Ben 800′ün üzerinde firma ile yazılım, eğitim veya danışmanlık eksenlerinde karşılaşmış ve çalışmış birisiyim.

Bunların arasında “Otomotiv ve Beyaz Eşya Yan Sanayi” firmalarının yaşadığı tecrübeler diğerlerine göre farklı ve bence diğerlerinin bundan çıkartabileceği dersler var (yan sanayi firmalarının da diğerlerinden var ancak bunu başka bir yazıya bırakıyorum). İşte bu yazımda bunlardan bahsetmek istiyorum.

Tedarik Zinciri kelimesini duymuşsunuzdur, hani müşteriden ilk maddeye uzanan zincir, üzerinde çeşitli üretici, dağıtıcı ve hizmet gruplarının yer aldığı bir nevi organizma olan firma bulutu. İşte bu zincirin içinde olmanın ne demek olduğunu en iyi yaşayabileceğiniz yerlerden birisi bir yan sanayi firmasıdır.

Otomotiv ve Beyaz Eşya Yan Sanayi firmalarını diğerlerinden ayıran en önemli unsur “müşterileri” ve üretimine katkıda bulundukları ürün grubunun “herkesin gözü önünde” olmasıdır.

Müşteriler kimler, Ford, Tofaş, Renault, Toyota, Arçelik, Mercedes, Siemens,Vestel, Isuzu, Honda … Ortak özellikleri ne ?

1. Satınalma yaptıkları firmalardan onlarca, yüzlerce kat büyük olmaları

2. Tüketicinin oldukça hassas olduğu ürünleri üretiyor olmaları

3. Birbirleri ile yoğun rekabet içinde olmaları

Bu durum yan sanayilere en ekonomik yolu bulmak şeklinde geri dönüyor, ana sanayi denilen bu firmaların onlardan çok şey beklemelerine yol açıyor, zincir buna mecbur. Hem fiyatlar düşmeli hem kalite – güvenlik – albeni artmalı.

İşte bu yüzden bir çok tedarik zinciri uygulaması bu gruptan ortaya çıkıyor.

Örneğin yan sanayilerin bir kısmı (çalışılan ana sanayi firmasına göre değişir) sürekli değişen siparişler ile çalışır, biraz abartacak olursak durum şöyle … Sabah ekranınızda örneğin 3 gün sonrası için siparişi görüyorsunuz, öğleden sonra yok oluvermiş veya sayısı artmış veya eksilmiş … kısacası değişmiş (o sipariş aslında tamamen yok olmuyor ama tarihi ileriye doğru kayıyor, tamamen yok olması biraz daha farklı oluyor). Tek değişemeyecek şey ise yan sanayi firmasının bu değişime ayak uydurması gerektiği, zaten uydurmam diyorsa yerini başkası alıyor. Buna ayak uydurabilmek için yapılan yazılım yatırımlarıda dünyada ERP yazılımı işinin önemli bir kısmını oluşturuyor.

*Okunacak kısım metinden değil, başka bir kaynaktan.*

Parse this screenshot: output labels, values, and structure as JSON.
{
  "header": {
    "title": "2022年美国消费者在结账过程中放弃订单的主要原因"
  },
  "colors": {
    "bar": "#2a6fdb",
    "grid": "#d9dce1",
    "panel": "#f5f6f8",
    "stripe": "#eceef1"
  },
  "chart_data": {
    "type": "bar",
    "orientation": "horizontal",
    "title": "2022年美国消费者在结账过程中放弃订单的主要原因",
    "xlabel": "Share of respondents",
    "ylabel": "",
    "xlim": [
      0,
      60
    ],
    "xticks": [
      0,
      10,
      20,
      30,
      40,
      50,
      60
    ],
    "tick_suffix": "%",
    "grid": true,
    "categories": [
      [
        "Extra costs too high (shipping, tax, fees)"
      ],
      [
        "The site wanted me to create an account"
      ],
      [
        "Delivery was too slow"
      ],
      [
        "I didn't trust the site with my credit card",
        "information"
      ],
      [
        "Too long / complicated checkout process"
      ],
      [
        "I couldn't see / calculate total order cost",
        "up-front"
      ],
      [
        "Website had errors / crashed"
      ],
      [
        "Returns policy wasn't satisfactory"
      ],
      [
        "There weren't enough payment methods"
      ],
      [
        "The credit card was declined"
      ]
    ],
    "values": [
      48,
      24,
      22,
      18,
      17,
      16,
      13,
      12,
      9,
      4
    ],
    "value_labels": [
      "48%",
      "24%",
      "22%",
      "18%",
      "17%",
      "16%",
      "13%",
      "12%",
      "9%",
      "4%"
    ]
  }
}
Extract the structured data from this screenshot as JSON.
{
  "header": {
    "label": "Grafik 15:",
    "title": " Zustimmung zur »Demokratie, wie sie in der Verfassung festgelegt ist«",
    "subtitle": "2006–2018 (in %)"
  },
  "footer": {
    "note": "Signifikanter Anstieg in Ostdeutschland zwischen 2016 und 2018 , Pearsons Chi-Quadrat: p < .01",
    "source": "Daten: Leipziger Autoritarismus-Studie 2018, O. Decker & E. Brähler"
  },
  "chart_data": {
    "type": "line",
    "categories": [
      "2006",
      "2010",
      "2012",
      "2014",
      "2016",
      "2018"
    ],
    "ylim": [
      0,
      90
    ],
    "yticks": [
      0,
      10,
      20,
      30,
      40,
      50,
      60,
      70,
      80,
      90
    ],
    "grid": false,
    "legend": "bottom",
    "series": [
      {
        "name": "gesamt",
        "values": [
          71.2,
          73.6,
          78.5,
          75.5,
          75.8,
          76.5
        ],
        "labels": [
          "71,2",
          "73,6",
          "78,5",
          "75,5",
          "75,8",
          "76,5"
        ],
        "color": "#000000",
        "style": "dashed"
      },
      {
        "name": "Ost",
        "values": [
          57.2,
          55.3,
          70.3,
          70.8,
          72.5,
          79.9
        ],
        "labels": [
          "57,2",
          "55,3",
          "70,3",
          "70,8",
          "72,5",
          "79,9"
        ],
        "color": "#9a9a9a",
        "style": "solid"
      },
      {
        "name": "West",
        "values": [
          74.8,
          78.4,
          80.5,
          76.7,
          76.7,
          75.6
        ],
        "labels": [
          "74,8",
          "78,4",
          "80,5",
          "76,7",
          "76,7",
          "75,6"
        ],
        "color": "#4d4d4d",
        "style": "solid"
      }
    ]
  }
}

Müşteri çok büyük olunca istekleride zorlayıcı oluyor elbette. Firmalar buna ayak uydurabilmek için kendi sistemlerini geliştirerek çözüm buluyorlar, zaten bu yüzden en önemli “lean” çalışmaları bu sektörden doğmuş durumda.

Demek ki zorlanınca oluyormuş diyor insan.